Código Civil.
Art. 1.593. O parentesco é natural ou civil, conforme resulte de consanguinidade ou outra origem.
Conceitos Necessários
1. Reprodução Assistida Heteróloga:
◦ Procedimento médico no qual gametas (espermatozoides ou óvulos) de um doador são utilizados para conceber uma criança. Isso ocorre quando um ou ambos os parceiros não podem contribuir geneticamente para a concepção.

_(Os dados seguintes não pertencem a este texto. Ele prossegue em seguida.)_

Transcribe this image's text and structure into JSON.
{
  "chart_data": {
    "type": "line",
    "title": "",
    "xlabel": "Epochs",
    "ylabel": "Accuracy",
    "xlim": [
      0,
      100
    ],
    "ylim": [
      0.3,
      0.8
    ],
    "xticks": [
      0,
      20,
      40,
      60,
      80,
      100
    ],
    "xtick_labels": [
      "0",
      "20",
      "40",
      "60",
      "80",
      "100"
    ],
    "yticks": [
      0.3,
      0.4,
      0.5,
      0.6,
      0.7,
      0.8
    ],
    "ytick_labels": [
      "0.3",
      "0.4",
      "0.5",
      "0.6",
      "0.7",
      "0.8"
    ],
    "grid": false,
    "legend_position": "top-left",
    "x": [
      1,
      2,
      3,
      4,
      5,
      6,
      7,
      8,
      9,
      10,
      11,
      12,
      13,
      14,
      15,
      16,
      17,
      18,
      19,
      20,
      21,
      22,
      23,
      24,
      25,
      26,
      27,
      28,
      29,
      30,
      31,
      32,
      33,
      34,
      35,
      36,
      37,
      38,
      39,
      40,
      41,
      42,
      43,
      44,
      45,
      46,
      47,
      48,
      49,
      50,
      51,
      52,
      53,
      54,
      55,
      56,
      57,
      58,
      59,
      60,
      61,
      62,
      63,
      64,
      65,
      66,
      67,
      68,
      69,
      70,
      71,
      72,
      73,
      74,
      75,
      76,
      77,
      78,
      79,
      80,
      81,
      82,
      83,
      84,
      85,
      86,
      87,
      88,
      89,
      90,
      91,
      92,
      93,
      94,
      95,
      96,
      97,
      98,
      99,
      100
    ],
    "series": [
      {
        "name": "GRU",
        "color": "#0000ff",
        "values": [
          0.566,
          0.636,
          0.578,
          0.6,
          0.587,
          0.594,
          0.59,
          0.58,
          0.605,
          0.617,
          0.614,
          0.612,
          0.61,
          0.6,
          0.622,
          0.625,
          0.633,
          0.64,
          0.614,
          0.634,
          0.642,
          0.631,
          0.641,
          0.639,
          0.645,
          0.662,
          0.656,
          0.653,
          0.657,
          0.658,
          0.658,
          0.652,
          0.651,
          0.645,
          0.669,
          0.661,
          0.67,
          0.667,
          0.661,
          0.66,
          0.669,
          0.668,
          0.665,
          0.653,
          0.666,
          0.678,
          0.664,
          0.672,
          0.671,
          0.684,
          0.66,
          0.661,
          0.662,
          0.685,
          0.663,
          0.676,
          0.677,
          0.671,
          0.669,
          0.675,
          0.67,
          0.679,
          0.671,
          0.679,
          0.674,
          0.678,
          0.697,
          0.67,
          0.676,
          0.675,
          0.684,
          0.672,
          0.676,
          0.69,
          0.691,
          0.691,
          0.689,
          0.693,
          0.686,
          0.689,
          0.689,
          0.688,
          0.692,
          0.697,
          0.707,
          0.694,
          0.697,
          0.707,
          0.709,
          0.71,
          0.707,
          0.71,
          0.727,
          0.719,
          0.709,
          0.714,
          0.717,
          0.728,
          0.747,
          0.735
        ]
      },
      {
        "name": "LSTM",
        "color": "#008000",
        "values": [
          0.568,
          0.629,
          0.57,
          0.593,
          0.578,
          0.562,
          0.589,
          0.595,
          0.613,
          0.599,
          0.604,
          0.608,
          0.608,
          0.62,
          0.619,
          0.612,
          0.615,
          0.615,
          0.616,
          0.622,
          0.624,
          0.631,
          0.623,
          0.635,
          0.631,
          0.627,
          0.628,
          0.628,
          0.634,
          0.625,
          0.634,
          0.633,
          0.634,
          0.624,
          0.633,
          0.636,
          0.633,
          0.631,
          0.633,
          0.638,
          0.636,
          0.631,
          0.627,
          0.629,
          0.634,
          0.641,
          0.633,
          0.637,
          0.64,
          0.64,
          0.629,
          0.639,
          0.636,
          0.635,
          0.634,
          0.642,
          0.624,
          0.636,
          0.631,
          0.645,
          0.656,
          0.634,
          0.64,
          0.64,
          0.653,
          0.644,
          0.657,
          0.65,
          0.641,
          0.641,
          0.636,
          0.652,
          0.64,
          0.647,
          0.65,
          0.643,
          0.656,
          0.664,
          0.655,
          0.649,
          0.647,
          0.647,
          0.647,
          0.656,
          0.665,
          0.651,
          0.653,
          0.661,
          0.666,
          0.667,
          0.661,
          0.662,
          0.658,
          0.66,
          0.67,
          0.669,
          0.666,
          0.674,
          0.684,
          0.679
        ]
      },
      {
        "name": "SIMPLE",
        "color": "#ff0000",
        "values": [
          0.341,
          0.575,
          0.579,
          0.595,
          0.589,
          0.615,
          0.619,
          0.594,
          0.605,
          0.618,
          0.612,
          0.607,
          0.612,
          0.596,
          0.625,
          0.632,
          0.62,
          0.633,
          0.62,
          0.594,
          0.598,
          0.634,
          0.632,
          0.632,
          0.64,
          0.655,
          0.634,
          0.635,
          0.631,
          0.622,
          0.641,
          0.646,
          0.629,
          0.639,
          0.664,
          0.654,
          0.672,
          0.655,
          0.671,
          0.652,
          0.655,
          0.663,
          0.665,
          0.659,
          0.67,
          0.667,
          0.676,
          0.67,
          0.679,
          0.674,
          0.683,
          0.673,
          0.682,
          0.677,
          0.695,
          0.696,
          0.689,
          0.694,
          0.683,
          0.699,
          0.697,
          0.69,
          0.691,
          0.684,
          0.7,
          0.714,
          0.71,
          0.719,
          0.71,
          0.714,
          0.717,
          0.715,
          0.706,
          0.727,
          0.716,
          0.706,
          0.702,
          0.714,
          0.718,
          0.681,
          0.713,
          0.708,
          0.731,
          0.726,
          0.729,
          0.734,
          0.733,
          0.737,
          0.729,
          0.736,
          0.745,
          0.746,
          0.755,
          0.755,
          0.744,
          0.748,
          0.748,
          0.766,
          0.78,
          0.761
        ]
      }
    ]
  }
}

2. Gestação por Substituição:
◦ Também conhecida como “barriga de aluguel”, é quando uma mulher (gestante substituta) carrega e dá à luz uma criança para outra pessoa ou casal que será o(s) pai(s) da criança. A gestante substituta pode ou não ter ligação genética com a criança.
3. Dupla Paternidade:
◦ Refere-se à situação em que duas pessoas são legalmente reconhecidas como pais de uma criança, independentemente do gênero, podendo incluir casais homoafetivos ou heterossexuais.
4. Adoção Unilateral:
◦ Processo pelo qual um indivíduo adota o filho biológico de seu cônjuge ou parceiro. Essa forma de adoção geralmente ocorre em famílias onde um dos pais biológicos está ausente ou não é conhecido.
Exemplo didático.
Carlos e João são um casal homoafetivo que deseja ter um filho. Eles optam pela reprodução assistida heteróloga, utilizando o esperma de Carlos e um óvulo de uma doadora anônima. Uma amiga do casal, Maria, se oferece para ser a gestante substituta. Maria engravida e dá à luz a criança, que é registrada com os nomes de Carlos e João como pais.
João e Carlos poderão ser simultaneamente pais da criança?
Sim. A reprodução assistida e a paternidade socioafetiva constituem nova base fática para incidência do preceito “ou outra origem” do art. 1.593 do Código Civil.
Os conceitos legais de parentesco e filiação exigem uma nova interpretação, atualizada à nova dinâmica social, para atendimento do princípio fundamental de preservação do melhor interesse da criança.
O Supremo Tribunal Federal, no julgamento RE 898.060/SC, enfrentou, em sede de repercussão geral, os efeitos da paternidade socioafetiva, declarada ou não em registro, permitindo implicitamente o reconhecimento do vínculo de filiação concomitante baseada na origem biológica.
Será necessária a adoção unilateral por parte de João?
Não. A adoção e a reprodução assistida heteróloga atribuem a condição de filho ao adotado e à criança resultante de técnica conceptiva heteróloga; porém, enquanto na adoção haverá o desligamento dos vínculos entre o adotado e seus parentes consanguíneos, na reprodução assistida heteróloga sequer será estabelecido o vínculo de parentesco entre a criança e o doador do material fecundante. (Enunciado n. 111 da Primeira Jornada de Direito Civil).
A doadora do material genético, no caso, não estabeleceu qualquer vínculo com a criança, tendo expressamente renunciado ao poder familiar.
Inocorrência de hipótese de adoção, pois não se pretende o desligamento do vínculo com o pai biológico, que reconheceu a paternidade no registro civil de nascimento da criança.
Provimento 63/2017 do CNJ.
O Conselho Nacional de Justiça, mediante o Provimento n. 63, de novembro de 2017, alinhado ao precedente vinculante da Suprema Corte, estabeleceu previsões normativas que tornariam desnecessário o presente litígio.
O Provimento 63/2017 permite o reconhecimento voluntário de paternidade e maternidade socioafetiva perante o oficial de registro civil. Isso significa que, em casos de reprodução assistida ou gestação por substituição, pais socioafetivos podem ser reconhecidos e incluídos no registro de nascimento da criança sem necessidade de processo judicial.
Também prevê a inclusão de filhos concebidos por técnicas de reprodução assistida, tanto para casais homoafetivos quanto heteroafetivos, garantindo que esses registros sejam realizados de maneira uniforme em todo o território nacional.
STJ. REsp n. 1.608.005/SC, relator Ministro Paulo de Tarso Sanseverino, Terceira Turma, julgado em 14/5/2019, DJe de 21/5/2019 (Info 649).